Thanks again to Rob for taking the time and money to ship a sample pack across the pond.
November 7, 2008
Companies are taking a lesson from the old adage that sometimes it’s better to give than to receive. Giveaways, often linked to national events that are themselves already in the public conscious, have begun to generate serious buzz within the online sphere. In fact, the mere mention of one of these limited time offers creates noticeable spikes in the amount of times a participating business’ name is searched and that’s before any free transaction even takes place. Add in the increased foot traffic as potential customers flock to stores in the hopes of getting a sample of the featured product or service and the incentive to buy additional items rises as well. An equation that makes a great deal of sense for these companies considering the amount of “free” marketing they’re receiving for such a small initial outlay.
A sample from Tuesday’s election day tie-ins:
On Google Trends, 10 of Google’s top 100 hot search terms are looking for free election swag. Who’s getting all that traffic?
- “Starbucks free coffee” is the 23rd fastest-rising search term of the day and “starbucks election” is 79.
- “Chick Fil A” is number 6 and “chickfila” is number 58 (they’re giving away free chicken sandwiches)
- “Ben and Jerrys” is number 16 (free ice cream)
- “Krispy Kreme locations” is number 25 (free donuts)
- “Shanes Rib Shack” is number 29 (free meal, but only to first 300 customers at “participating stores”)
- And generally, “free stuff for voting” is 17, “free stuff on election day” is 51, and “freebies for voting” is 66
[via Silicon Alley Insider]
October 31, 2008
Gawker and Gothamist report that New York City is putting their subway advertising program into overdrive. First off are plans to wrap entire subway cars with ads (as graffiti artists did in the early days of the art form). The next public transport-ad scheme involves placing a series of ads inside subway tunnels that will create a rough animation as the car passes by. Also up for grabs are turnstile arms and pretty much any available surface.
Although you would hope that all this surplus cash would mean a reduction in fare (it will cost advertisers $95k a month to do the tunnel animations), I wouldn’t hold my breath. And let’s stay positive about all this. Don’t think of it as more urban spam, think about all these ads as fodder for legions of Poster Boy style artists.

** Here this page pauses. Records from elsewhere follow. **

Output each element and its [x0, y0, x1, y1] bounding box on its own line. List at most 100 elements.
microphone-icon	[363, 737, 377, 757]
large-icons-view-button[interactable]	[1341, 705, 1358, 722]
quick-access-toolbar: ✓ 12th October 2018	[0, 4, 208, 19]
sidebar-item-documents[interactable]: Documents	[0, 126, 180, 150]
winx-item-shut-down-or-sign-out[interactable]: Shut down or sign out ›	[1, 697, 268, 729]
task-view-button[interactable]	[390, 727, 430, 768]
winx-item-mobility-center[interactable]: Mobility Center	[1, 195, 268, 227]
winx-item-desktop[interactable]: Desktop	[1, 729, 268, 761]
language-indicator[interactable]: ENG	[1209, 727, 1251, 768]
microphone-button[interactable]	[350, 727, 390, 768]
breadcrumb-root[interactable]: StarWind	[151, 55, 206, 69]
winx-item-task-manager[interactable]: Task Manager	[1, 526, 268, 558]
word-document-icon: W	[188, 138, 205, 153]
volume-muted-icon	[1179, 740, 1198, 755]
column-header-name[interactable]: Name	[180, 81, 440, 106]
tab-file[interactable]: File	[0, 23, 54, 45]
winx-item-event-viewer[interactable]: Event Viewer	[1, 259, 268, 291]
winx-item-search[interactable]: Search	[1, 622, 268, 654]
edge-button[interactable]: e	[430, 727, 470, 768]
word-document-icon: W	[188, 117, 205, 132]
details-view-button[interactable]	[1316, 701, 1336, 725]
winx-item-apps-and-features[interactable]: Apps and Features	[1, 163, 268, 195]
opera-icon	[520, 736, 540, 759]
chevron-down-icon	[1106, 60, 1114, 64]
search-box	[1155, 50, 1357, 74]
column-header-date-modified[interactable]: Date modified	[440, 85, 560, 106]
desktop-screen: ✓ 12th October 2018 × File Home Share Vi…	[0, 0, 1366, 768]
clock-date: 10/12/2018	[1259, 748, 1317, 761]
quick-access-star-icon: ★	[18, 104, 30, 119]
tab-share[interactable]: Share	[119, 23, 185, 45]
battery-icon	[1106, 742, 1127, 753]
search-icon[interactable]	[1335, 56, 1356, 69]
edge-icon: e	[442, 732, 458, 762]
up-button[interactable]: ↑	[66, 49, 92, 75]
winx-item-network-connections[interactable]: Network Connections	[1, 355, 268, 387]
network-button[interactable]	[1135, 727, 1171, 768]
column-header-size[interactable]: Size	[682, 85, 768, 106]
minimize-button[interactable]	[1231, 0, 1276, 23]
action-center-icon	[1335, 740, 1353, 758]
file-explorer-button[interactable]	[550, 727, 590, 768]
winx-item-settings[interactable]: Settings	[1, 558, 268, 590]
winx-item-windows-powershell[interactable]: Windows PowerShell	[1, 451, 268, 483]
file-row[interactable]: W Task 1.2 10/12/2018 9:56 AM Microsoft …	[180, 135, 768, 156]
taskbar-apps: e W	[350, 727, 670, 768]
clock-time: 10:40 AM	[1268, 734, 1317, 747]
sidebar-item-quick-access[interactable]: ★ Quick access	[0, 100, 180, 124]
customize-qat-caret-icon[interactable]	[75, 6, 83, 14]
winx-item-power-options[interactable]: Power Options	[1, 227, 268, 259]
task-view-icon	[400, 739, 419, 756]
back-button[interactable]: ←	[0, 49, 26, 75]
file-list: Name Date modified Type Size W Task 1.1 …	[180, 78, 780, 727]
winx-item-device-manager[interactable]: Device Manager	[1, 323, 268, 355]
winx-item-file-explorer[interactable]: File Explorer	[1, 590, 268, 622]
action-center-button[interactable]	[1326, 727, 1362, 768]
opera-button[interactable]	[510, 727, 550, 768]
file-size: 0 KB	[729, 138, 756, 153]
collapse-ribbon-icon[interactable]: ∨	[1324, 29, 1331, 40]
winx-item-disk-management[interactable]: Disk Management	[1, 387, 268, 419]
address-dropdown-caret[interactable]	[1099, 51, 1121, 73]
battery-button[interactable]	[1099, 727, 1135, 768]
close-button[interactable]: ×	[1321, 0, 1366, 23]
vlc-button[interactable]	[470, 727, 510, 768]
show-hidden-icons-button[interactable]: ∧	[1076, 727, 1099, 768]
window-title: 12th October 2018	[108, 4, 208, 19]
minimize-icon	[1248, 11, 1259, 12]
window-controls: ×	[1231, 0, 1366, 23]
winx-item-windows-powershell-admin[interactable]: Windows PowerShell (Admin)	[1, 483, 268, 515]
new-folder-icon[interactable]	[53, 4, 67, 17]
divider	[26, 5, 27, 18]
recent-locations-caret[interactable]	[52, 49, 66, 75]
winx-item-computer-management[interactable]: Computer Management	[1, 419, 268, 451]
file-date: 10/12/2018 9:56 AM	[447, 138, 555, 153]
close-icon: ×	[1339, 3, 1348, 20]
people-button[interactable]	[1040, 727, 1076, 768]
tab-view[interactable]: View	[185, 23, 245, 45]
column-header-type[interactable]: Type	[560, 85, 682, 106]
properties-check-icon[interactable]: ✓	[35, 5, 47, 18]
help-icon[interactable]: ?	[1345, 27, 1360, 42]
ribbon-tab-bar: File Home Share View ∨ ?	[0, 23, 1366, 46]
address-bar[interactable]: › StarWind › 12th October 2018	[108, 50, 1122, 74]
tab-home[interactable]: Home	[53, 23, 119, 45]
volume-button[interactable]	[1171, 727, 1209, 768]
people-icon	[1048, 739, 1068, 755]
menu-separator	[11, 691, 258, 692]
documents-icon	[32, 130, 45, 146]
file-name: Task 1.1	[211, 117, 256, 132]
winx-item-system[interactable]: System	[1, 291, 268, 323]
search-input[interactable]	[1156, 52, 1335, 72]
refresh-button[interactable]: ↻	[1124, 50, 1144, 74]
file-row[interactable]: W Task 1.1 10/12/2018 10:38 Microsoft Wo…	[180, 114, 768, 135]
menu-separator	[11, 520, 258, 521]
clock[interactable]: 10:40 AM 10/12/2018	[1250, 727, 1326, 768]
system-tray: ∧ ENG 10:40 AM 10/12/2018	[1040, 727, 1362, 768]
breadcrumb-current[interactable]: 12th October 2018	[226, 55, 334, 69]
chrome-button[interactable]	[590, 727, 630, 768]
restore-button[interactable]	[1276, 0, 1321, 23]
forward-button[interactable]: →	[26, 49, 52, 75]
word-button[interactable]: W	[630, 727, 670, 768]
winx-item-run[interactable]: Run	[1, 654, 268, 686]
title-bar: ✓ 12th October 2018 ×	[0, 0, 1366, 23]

New York City is once again the recipient of more cutting edge advertising technology. The MTA is testing out digital screens that will display ads on the side of city buses. (Hooray! High tech urban spam!) The interesting angle here though, is that the ads will change as the bus moves through different neighborhoods. GPS technology will register when the bus passes into a new area and serve an appropriate ad. Content will also change based on the time of day - think coffee ads in the morning, beer at night.
October 30, 2008
Nothing ruins an outdoor concert or film screening quite like sitting on the grass for hours, hunched over like a barely opened mollusk shell. But with the GreenSeat, sore backs are now a thing of the past. Made from corrugated cardboard, the chair is a cheap, recyclable way to alleviate long episodes of sitting. At this point, it’s been pitched primarily to eco-friendly audiences, but considering that the chair’s construction offers great potential for advertising placement, we can only hope it will be popping up in venues worldwide. The simple all-in-one design incorporates a seat cover and handle and when not in use, lies completely flat. It’s one of those ideas that are so innovative it begs the question, why didn’t we think of that?